Because while that may be true, it is bullshit in this time place and situation for someone in this position.
Its bullshit because more often than not people will view this “what I put into Life and what did I get out of that effort” in a fairly selfish way. In other words:
“what does it matter if I was a good person if I don’t have diddleyshit to show for it?”
To be clear. This is actually an okay version of selfishness.
It’s okay because you put in the effort, you worked hard, you did things the right way, you didn’t cut corners, you didn’t demand much, therefore, you want to take a moment and reflect on what YOU “have to show for it all.”
And, selfishly, it looks like you have diddleysquat to show for it.
And, selfishly, scanning your Life … well … it kind of looks like if you don’t want to be in this diddleysquat spot you gotta get back up and start all over again.
I don’t have answers for this one.
But I do know what I am discussing happens. And maybe more often than everyone thinks. And the answer will be driven by what matters most to a particular individual.

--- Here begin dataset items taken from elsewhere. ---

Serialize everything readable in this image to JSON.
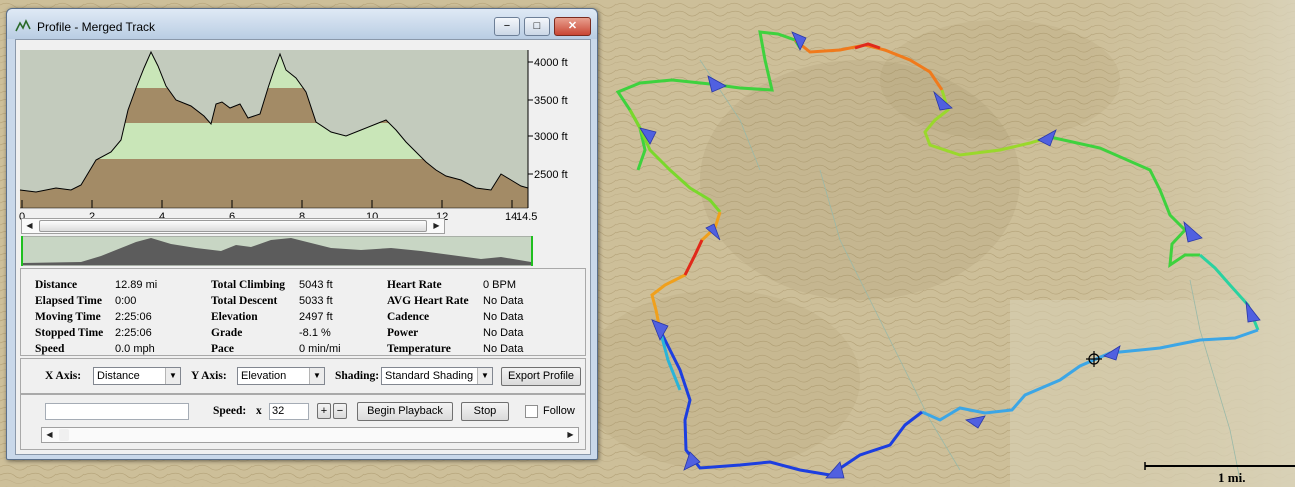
{
  "window": {
    "title": "Profile - Merged Track",
    "minimize_glyph": "−",
    "maximize_glyph": "□",
    "close_glyph": "✕",
    "icon": "profile-track-icon"
  },
  "profile": {
    "y_ticks": [
      "4000 ft",
      "3500 ft",
      "3000 ft",
      "2500 ft"
    ],
    "x_ticks": [
      "0",
      "2",
      "4",
      "6",
      "8",
      "10",
      "12",
      "14",
      "14.5"
    ],
    "colors": {
      "band_brown": "#a38b66",
      "band_green": "#c9e6b8",
      "background": "#c3cbbd",
      "mini_fill": "#5c5c5c",
      "mini_bg": "#c8d6c4"
    }
  },
  "stats": {
    "col1": [
      {
        "label": "Distance",
        "value": "12.89 mi"
      },
      {
        "label": "Elapsed Time",
        "value": "0:00"
      },
      {
        "label": "Moving Time",
        "value": "2:25:06"
      },
      {
        "label": "Stopped Time",
        "value": "2:25:06"
      },
      {
        "label": "Speed",
        "value": "0.0 mph"
      }
    ],
    "col2": [
      {
        "label": "Total Climbing",
        "value": "5043 ft"
      },
      {
        "label": "Total Descent",
        "value": "5033 ft"
      },
      {
        "label": "Elevation",
        "value": "2497 ft"
      },
      {
        "label": "Grade",
        "value": "-8.1 %"
      },
      {
        "label": "Pace",
        "value": "0 min/mi"
      }
    ],
    "col3": [
      {
        "label": "Heart Rate",
        "value": "0 BPM"
      },
      {
        "label": "AVG Heart Rate",
        "value": "No Data"
      },
      {
        "label": "Cadence",
        "value": "No Data"
      },
      {
        "label": "Power",
        "value": "No Data"
      },
      {
        "label": "Temperature",
        "value": "No Data"
      }
    ]
  },
  "axes": {
    "x_axis_label": "X Axis:",
    "x_axis_value": "Distance",
    "y_axis_label": "Y Axis:",
    "y_axis_value": "Elevation",
    "shading_label": "Shading:",
    "shading_value": "Standard Shading",
    "export_button": "Export Profile"
  },
  "playback": {
    "name_field_value": "",
    "speed_label": "Speed:",
    "multiplier_label": "x",
    "speed_value": "32",
    "plus_label": "+",
    "minus_label": "−",
    "begin_button": "Begin Playback",
    "stop_button": "Stop",
    "follow_label": "Follow",
    "follow_checked": false
  },
  "map": {
    "scale_label": "1 mi."
  }
}
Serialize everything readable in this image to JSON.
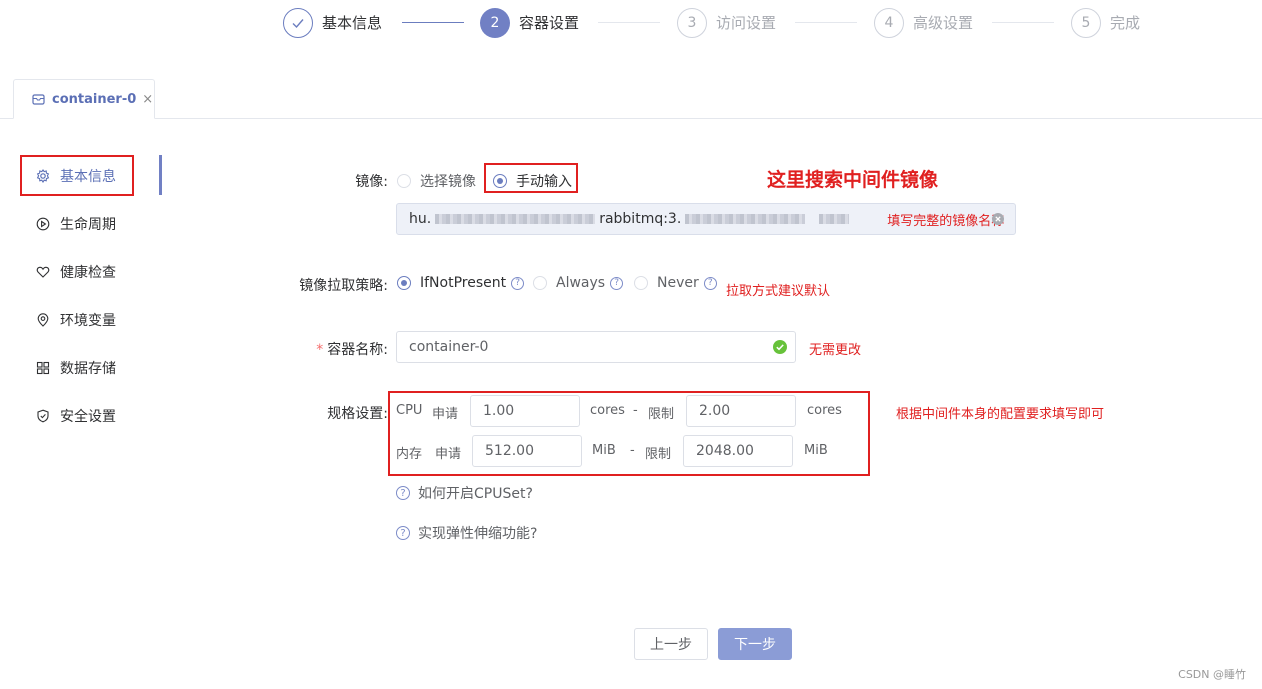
{
  "steps": [
    {
      "number": "",
      "label": "基本信息",
      "state": "done"
    },
    {
      "number": "2",
      "label": "容器设置",
      "state": "active"
    },
    {
      "number": "3",
      "label": "访问设置",
      "state": "todo"
    },
    {
      "number": "4",
      "label": "高级设置",
      "state": "todo"
    },
    {
      "number": "5",
      "label": "完成",
      "state": "todo"
    }
  ],
  "tab": {
    "label": "container-0",
    "close": "×"
  },
  "sidebar": {
    "items": [
      {
        "label": "基本信息",
        "icon": "gear-icon"
      },
      {
        "label": "生命周期",
        "icon": "play-circle-icon"
      },
      {
        "label": "健康检查",
        "icon": "heart-icon"
      },
      {
        "label": "环境变量",
        "icon": "location-pin-icon"
      },
      {
        "label": "数据存储",
        "icon": "grid-icon"
      },
      {
        "label": "安全设置",
        "icon": "shield-icon"
      }
    ]
  },
  "form": {
    "image": {
      "label": "镜像:",
      "option_select": "选择镜像",
      "option_manual": "手动输入",
      "value_visible": "rabbitmq:3.",
      "value_prefix": "hu.",
      "hint": "填写完整的镜像名称"
    },
    "pull_policy": {
      "label": "镜像拉取策略:",
      "options": [
        "IfNotPresent",
        "Always",
        "Never"
      ],
      "selected": "IfNotPresent"
    },
    "container_name": {
      "required_mark": "*",
      "label": "容器名称:",
      "value": "container-0"
    },
    "spec": {
      "label": "规格设置:",
      "cpu": {
        "label": "CPU",
        "request_label": "申请",
        "request": "1.00",
        "unit": "cores",
        "dash": "-",
        "limit_label": "限制",
        "limit": "2.00"
      },
      "memory": {
        "label": "内存",
        "request_label": "申请",
        "request": "512.00",
        "unit": "MiB",
        "dash": "-",
        "limit_label": "限制",
        "limit": "2048.00"
      }
    },
    "help_cpuset": "如何开启CPUSet?",
    "help_autoscale": "实现弹性伸缩功能?"
  },
  "annotations": {
    "search_image": "这里搜索中间件镜像",
    "pull_default": "拉取方式建议默认",
    "no_change": "无需更改",
    "spec_note": "根据中间件本身的配置要求填写即可"
  },
  "buttons": {
    "prev": "上一步",
    "next": "下一步"
  },
  "footer": "CSDN @睡竹",
  "colors": {
    "primary": "#7180c4",
    "annotation": "#e02020",
    "success": "#67c23a"
  }
}
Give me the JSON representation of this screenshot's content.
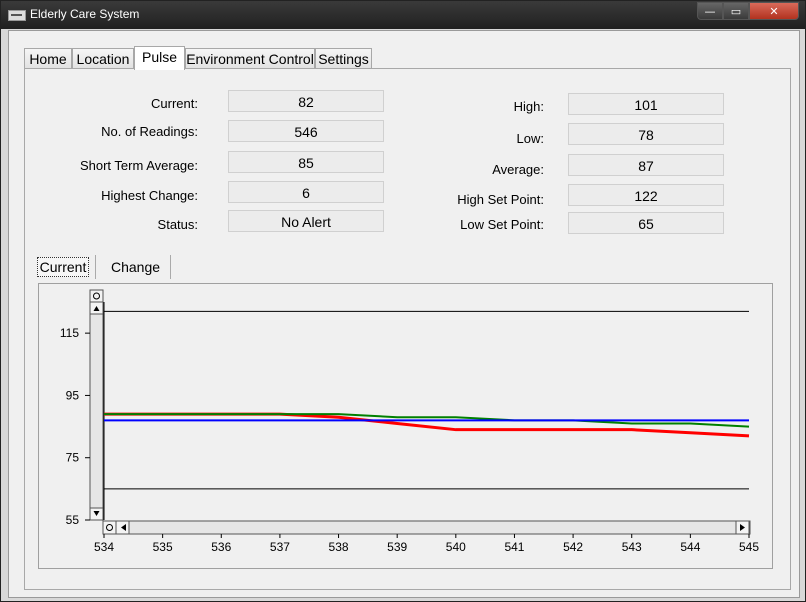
{
  "window": {
    "title": "Elderly Care System",
    "controls": {
      "minimize": "—",
      "maximize": "▭",
      "close": "✕"
    }
  },
  "tabs": [
    {
      "label": "Home"
    },
    {
      "label": "Location"
    },
    {
      "label": "Pulse",
      "active": true
    },
    {
      "label": "Environment Control"
    },
    {
      "label": "Settings"
    }
  ],
  "stats_left": {
    "current_label": "Current:",
    "current": "82",
    "readings_label": "No. of Readings:",
    "readings": "546",
    "short_avg_label": "Short Term Average:",
    "short_avg": "85",
    "highest_change_label": "Highest Change:",
    "highest_change": "6",
    "status_label": "Status:",
    "status": "No Alert"
  },
  "stats_right": {
    "high_label": "High:",
    "high": "101",
    "low_label": "Low:",
    "low": "78",
    "average_label": "Average:",
    "average": "87",
    "high_set_label": "High Set Point:",
    "high_set": "122",
    "low_set_label": "Low Set Point:",
    "low_set": "65"
  },
  "chart_tabs": [
    {
      "label": "Current",
      "active": true
    },
    {
      "label": "Change"
    }
  ],
  "chart_data": {
    "type": "line",
    "x": [
      534,
      535,
      536,
      537,
      538,
      539,
      540,
      541,
      542,
      543,
      544,
      545
    ],
    "ylim": [
      55,
      125
    ],
    "yticks": [
      55,
      75,
      95,
      115
    ],
    "xticks": [
      534,
      535,
      536,
      537,
      538,
      539,
      540,
      541,
      542,
      543,
      544,
      545
    ],
    "series": [
      {
        "color": "#ff0000",
        "values": [
          89,
          89,
          89,
          89,
          88,
          86,
          84,
          84,
          84,
          84,
          83,
          82
        ]
      },
      {
        "color": "#008000",
        "values": [
          89,
          89,
          89,
          89,
          89,
          88,
          88,
          87,
          87,
          86,
          86,
          85
        ]
      },
      {
        "color": "#0000ff",
        "values": [
          87,
          87,
          87,
          87,
          87,
          87,
          87,
          87,
          87,
          87,
          87,
          87
        ]
      },
      {
        "color": "#000000",
        "values": [
          122,
          122,
          122,
          122,
          122,
          122,
          122,
          122,
          122,
          122,
          122,
          122
        ]
      },
      {
        "color": "#000000",
        "values": [
          65,
          65,
          65,
          65,
          65,
          65,
          65,
          65,
          65,
          65,
          65,
          65
        ]
      }
    ]
  }
}
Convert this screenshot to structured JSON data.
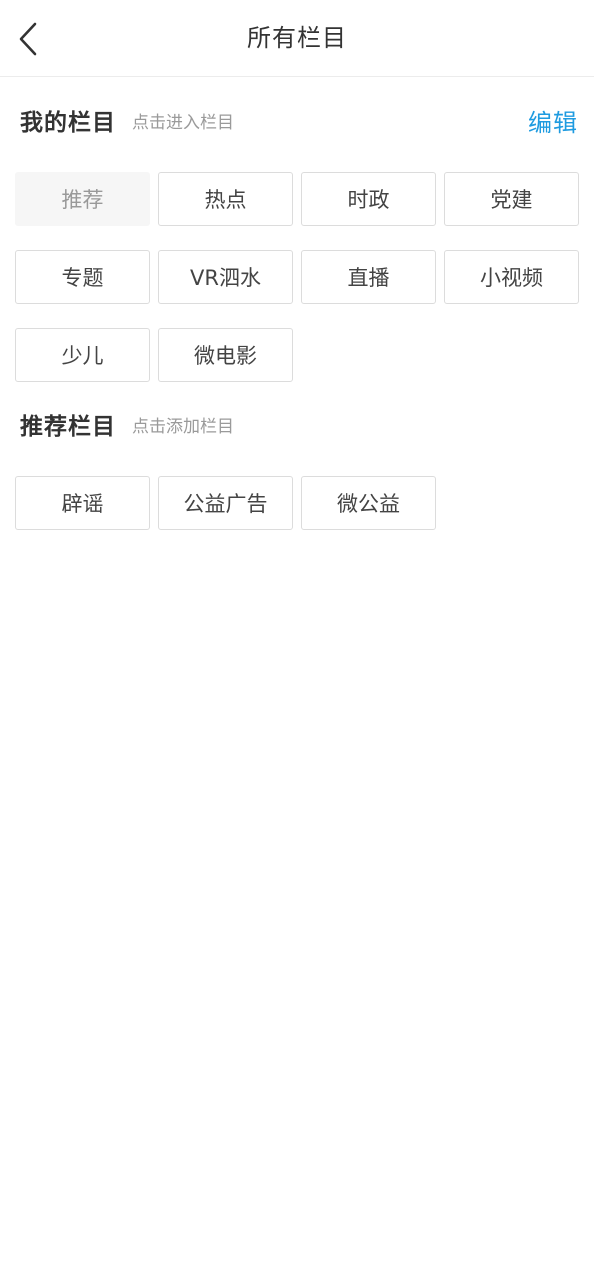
{
  "header": {
    "title": "所有栏目"
  },
  "my_section": {
    "title": "我的栏目",
    "hint": "点击进入栏目",
    "edit_label": "编辑",
    "items": [
      {
        "label": "推荐"
      },
      {
        "label": "热点"
      },
      {
        "label": "时政"
      },
      {
        "label": "党建"
      },
      {
        "label": "专题"
      },
      {
        "label": "VR泗水"
      },
      {
        "label": "直播"
      },
      {
        "label": "小视频"
      },
      {
        "label": "少儿"
      },
      {
        "label": "微电影"
      }
    ]
  },
  "recommended_section": {
    "title": "推荐栏目",
    "hint": "点击添加栏目",
    "items": [
      {
        "label": "辟谣"
      },
      {
        "label": "公益广告"
      },
      {
        "label": "微公益"
      }
    ]
  },
  "colors": {
    "accent": "#1e9be0",
    "chip_border": "#dcdcdc",
    "fixed_chip_bg": "#f6f6f6"
  }
}
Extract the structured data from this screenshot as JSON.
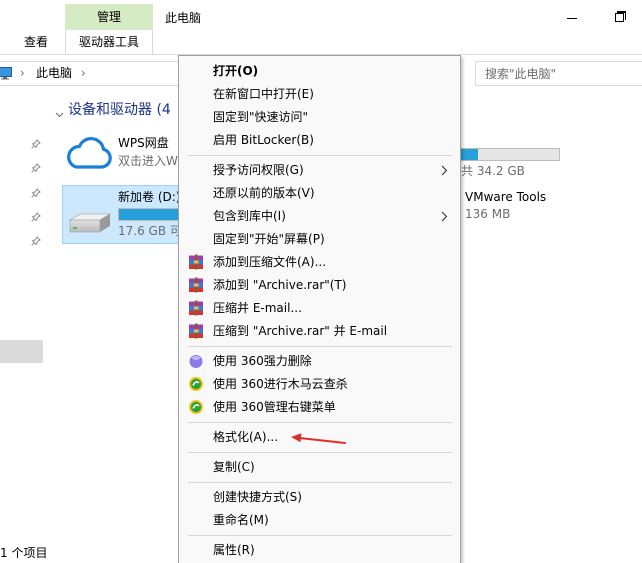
{
  "window": {
    "title": "此电脑",
    "minimize_icon": "minimize-icon",
    "restore_icon": "restore-icon"
  },
  "ribbon": {
    "tabs": [
      {
        "label": "查看"
      }
    ],
    "context_group_label": "管理",
    "context_tab_label": "驱动器工具",
    "context_group_color": "#d5ebc4"
  },
  "address_bar": {
    "location_icon": "this-pc-icon",
    "separator": "›",
    "path": [
      "此电脑"
    ],
    "search_placeholder": "搜索\"此电脑\""
  },
  "nav_pane": {
    "pinned_items": [
      {
        "icon": "pin-icon"
      },
      {
        "icon": "pin-icon"
      },
      {
        "icon": "pin-icon"
      },
      {
        "icon": "pin-icon"
      },
      {
        "icon": "pin-icon"
      }
    ]
  },
  "content": {
    "group_header": "设备和驱动器 (4",
    "group_expand_icon": "chevron-down-icon",
    "drives": [
      {
        "name": "WPS网盘",
        "detail": "双击进入W",
        "icon": "cloud-icon"
      },
      {
        "name": "新加卷 (D:)",
        "detail": "17.6 GB 可",
        "icon": "hard-drive-icon",
        "selected": true,
        "usage_fraction": 0.5
      }
    ],
    "drives_partial": [
      {
        "detail": "共 34.2 GB",
        "usage_fraction": 0.62
      },
      {
        "name": "VMware Tools",
        "detail": "136 MB"
      }
    ]
  },
  "context_menu": {
    "items": [
      {
        "label": "打开(O)",
        "default_action": true
      },
      {
        "label": "在新窗口中打开(E)"
      },
      {
        "label": "固定到\"快速访问\""
      },
      {
        "label": "启用 BitLocker(B)"
      },
      {
        "label": "授予访问权限(G)",
        "has_submenu": true,
        "submenu_icon": "chevron-right-icon"
      },
      {
        "label": "还原以前的版本(V)"
      },
      {
        "label": "包含到库中(I)",
        "has_submenu": true,
        "submenu_icon": "chevron-right-icon"
      },
      {
        "label": "固定到\"开始\"屏幕(P)"
      },
      {
        "label": "添加到压缩文件(A)...",
        "icon": "winrar-icon"
      },
      {
        "label": "添加到 \"Archive.rar\"(T)",
        "icon": "winrar-icon"
      },
      {
        "label": "压缩并 E-mail...",
        "icon": "winrar-icon"
      },
      {
        "label": "压缩到 \"Archive.rar\" 并 E-mail",
        "icon": "winrar-icon"
      },
      {
        "label": "使用 360强力删除",
        "icon": "360-shredder-icon"
      },
      {
        "label": "使用 360进行木马云查杀",
        "icon": "360-safe-icon"
      },
      {
        "label": "使用 360管理右键菜单",
        "icon": "360-safe-icon"
      },
      {
        "label": "格式化(A)..."
      },
      {
        "label": "复制(C)"
      },
      {
        "label": "创建快捷方式(S)"
      },
      {
        "label": "重命名(M)"
      },
      {
        "label": "属性(R)"
      }
    ]
  },
  "status_bar": {
    "item_count": "1 个项目"
  },
  "annotation": {
    "icon": "red-arrow-icon",
    "color": "#e02d2d"
  },
  "colors": {
    "selection": "#cce8ff",
    "selection_border": "#99d1ff",
    "usage_bar": "#26a0da",
    "group_header": "#1e3287"
  }
}
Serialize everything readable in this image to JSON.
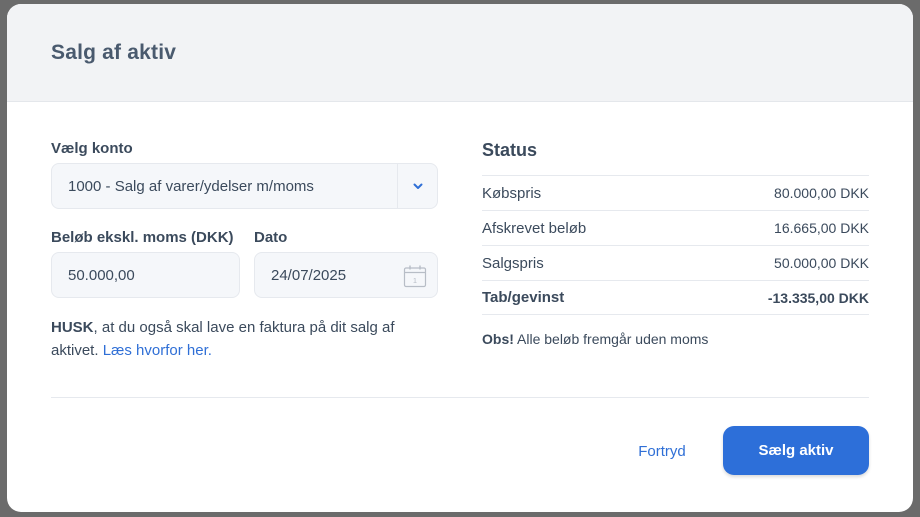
{
  "modal": {
    "title": "Salg af aktiv"
  },
  "form": {
    "account": {
      "label": "Vælg konto",
      "value": "1000 - Salg af varer/ydelser m/moms"
    },
    "amount": {
      "label": "Beløb ekskl. moms (DKK)",
      "value": "50.000,00"
    },
    "date": {
      "label": "Dato",
      "value": "24/07/2025",
      "calendar_day": "1"
    },
    "note": {
      "bold": "HUSK",
      "text": ", at du også skal lave en faktura på dit salg af aktivet. ",
      "link": "Læs hvorfor her."
    }
  },
  "status": {
    "title": "Status",
    "rows": [
      {
        "label": "Købspris",
        "value": "80.000,00 DKK"
      },
      {
        "label": "Afskrevet beløb",
        "value": "16.665,00 DKK"
      },
      {
        "label": "Salgspris",
        "value": "50.000,00 DKK"
      },
      {
        "label": "Tab/gevinst",
        "value": "-13.335,00 DKK"
      }
    ],
    "obs_bold": "Obs!",
    "obs_text": " Alle beløb fremgår uden moms"
  },
  "actions": {
    "cancel": "Fortryd",
    "submit": "Sælg aktiv"
  },
  "colors": {
    "accent": "#2d6fd9",
    "link": "#2f6fd6"
  },
  "icons": {
    "dropdown": "chevron-down-icon",
    "date": "calendar-icon"
  }
}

Those who valued family above all will reflect on the value equation with that as a foundation.
Those who valued professional success will reflect on the value equation with that as a foundation.
Those who valued … well … pick your passion & focus which got you to where you are now and you will assess “what do I have to show for it all?” based on that foundation.
To be clear. If you are not careful they are simply nice condiment sbeing placed on a nothingburger.
To be clear. This doesn’t have shit to do with whether you had a shit life or not <because most would say they didn’t have a shit life> nor does it have to do with being ‘filled or unfulfilled’ or even having been ‘inspired’ in Life, this is clearly “I didn’t have, or live, a shit life … but I’m not sure I have shit to show for it.”
And, yeah, maybe my thinking is driven more by a world that is driven by outcomes and materialistic assessment, but I would also be unenlightened <if not stupid> if I ignored that.
For all I write about the grind of life and the consistency <not exactly drudgery> of most of Life, most people really don’t drift through life, most people are aware of Life <at least when it truly matters> and most people find moments of inspiration that lift Life above … well … nothingness.
At some point most people sit down, pull out the Life balance sheet, put all the shit they have done in Life as well as all the shit they have accumulated and lost <money, jobs, things>, put the amount of energy & work they invested in Life that has been invested up to that point and sit back and see what they have to show for it all.
Does the work, the fun & the hard, equal the output?
Does the work, the fun & the hard, equal what I have to show for it as I look around what I have?
And, yes, this implies I believe this assessment has accumulation of shit over time as well as what has been accumulated and is currently in hand.
I imagine the comparable discussion is if you have put in 10,000 hours of practice playing the piano you want to be able to show everyone you can play something other than chopsticks.
I have been part of several of these discussions and … well … they are difficult. Shit. I have had these discussion with myself.
The harsh truth is that platitudes & ‘feel good’ assessments seem not enough. Good, maybe even great from a feeling perspective, but, well, not good enough for all the hours invested and energy expended.
Money does matter <financial security>
Certainly not the only things that matters, but in a Life value equation, they matter when you decide to sit down and say “what do I have to show for it all?”